Net income attributable to common shares decreased by $537 million to a net loss of $135 million or $0.17 per share for the three months ended September 30, 2016 compared to the same period last year. Third quarter 2016 included a $656 million after-tax goodwill impairment charge, an after-tax charge of $67 million related to costs associated with the acquisition of Columbia, a $50 million after-tax charge related to risk management activities, recognition of $28 million of income tax recoveries resulting from a third party sale of Keystone XL project assets, a $9 million after-tax charge related to Keystone XL maintenance and liquidation costs and $3 million of after-tax costs related to the sale of our U.S. Northeast Power business. All of these specific items are excluded from comparable earnings.

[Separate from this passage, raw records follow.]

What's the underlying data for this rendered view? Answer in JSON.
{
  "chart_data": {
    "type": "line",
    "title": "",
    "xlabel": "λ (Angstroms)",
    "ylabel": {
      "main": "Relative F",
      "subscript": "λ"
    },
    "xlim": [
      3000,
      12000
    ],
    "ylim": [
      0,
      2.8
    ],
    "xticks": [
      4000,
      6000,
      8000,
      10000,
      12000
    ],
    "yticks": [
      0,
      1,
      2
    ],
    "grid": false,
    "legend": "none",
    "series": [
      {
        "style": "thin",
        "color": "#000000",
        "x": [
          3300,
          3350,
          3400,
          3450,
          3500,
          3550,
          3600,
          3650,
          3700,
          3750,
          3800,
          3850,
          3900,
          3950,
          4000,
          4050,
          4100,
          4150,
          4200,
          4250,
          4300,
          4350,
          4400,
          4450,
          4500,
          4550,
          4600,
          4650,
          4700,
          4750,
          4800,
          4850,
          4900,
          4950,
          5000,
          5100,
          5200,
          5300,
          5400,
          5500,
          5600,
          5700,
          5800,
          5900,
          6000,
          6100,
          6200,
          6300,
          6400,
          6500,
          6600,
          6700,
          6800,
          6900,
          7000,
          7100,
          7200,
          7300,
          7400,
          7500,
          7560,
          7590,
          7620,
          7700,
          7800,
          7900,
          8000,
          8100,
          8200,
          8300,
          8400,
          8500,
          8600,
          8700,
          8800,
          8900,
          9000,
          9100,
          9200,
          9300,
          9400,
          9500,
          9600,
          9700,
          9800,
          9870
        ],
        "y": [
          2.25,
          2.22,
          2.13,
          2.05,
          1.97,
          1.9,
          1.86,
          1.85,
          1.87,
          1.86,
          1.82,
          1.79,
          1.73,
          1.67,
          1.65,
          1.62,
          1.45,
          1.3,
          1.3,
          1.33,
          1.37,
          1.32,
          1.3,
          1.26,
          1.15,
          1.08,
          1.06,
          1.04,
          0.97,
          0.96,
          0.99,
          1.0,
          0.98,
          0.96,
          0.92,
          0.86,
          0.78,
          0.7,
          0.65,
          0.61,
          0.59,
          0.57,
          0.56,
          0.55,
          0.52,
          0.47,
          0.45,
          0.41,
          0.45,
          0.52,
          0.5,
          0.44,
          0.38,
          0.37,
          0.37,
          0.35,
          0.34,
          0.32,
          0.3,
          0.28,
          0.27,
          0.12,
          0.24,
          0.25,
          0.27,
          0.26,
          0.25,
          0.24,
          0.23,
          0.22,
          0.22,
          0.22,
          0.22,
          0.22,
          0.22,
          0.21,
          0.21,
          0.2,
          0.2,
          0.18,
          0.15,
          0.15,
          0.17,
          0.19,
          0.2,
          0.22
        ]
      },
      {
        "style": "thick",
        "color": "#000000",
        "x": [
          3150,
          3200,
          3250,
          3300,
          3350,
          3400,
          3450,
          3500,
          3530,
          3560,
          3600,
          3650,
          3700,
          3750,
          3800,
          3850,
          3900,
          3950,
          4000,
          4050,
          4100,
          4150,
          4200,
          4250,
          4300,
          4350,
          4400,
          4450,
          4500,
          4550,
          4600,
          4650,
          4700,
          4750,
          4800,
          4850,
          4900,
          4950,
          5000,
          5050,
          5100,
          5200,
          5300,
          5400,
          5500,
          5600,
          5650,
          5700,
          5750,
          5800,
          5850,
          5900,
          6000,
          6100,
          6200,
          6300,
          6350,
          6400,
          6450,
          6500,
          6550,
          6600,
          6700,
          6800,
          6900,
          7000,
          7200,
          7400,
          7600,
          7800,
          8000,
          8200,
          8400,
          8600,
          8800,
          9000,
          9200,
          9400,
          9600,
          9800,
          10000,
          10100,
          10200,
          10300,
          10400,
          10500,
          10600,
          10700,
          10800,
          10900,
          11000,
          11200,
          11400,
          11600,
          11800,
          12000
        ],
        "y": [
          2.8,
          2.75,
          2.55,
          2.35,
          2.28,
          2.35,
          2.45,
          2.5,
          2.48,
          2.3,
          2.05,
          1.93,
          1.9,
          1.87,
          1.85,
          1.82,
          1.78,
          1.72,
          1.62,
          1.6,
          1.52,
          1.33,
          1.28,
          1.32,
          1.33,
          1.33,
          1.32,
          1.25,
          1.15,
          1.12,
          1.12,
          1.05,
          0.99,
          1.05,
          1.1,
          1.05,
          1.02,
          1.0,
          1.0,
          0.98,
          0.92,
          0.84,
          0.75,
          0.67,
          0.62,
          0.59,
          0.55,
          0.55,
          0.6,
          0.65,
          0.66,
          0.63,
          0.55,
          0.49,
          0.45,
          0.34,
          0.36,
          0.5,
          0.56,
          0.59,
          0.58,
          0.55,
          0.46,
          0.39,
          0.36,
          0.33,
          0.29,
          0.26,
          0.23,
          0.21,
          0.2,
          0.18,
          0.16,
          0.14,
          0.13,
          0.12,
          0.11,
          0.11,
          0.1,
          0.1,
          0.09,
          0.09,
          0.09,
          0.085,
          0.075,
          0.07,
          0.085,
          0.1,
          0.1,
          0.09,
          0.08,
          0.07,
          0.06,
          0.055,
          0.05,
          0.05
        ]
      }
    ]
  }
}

Comparable earnings for third quarter 2016 were $622 million or $0.78 per share compared to $440 million or $0.62 per share for the same period in 2015, an increase of $182 million or $0.16 per share. The increase was primarily the net effect of a higher contribution from U.S. Pipelines primarily due to incremental earnings from Columbia following the acquisition on July 1, 2016 and a higher ANR transportation and storage revenue resulting from higher rates effective August 1, 2016; a higher contribution from Mexican pipelines primarily due to earnings from Topolobampo beginning in July 2016; higher interest income and other due to realized gains in 2016 compared to realized losses in 2015 on derivatives used to manage our net exposure to foreign exchange rate fluctuations on U.S. dollar-denominated income; higher earnings from U.S. Power mainly due to incremental earnings from the Ironwood power plant acquired in February 2016 and higher sales to customers in the PJM market partially offset by lower capacity revenues in New York; higher earnings from Bruce Power mainly due to lower depreciation and our increased ownership interest partially offset by higher losses from contracting activities; and higher earnings from Canadian Pipelines primarily due to a higher NGTL investment base and incentive earnings from the Canadian Mainline and NGTL. These gains were partially offset by higher interest expense from debt issuances and lower capitalized interest as well as lower earnings from Liquids Pipelines due to the net effect of higher contracted and lower uncontracted volumes on Keystone Pipeline and lower volumes on Marketlink.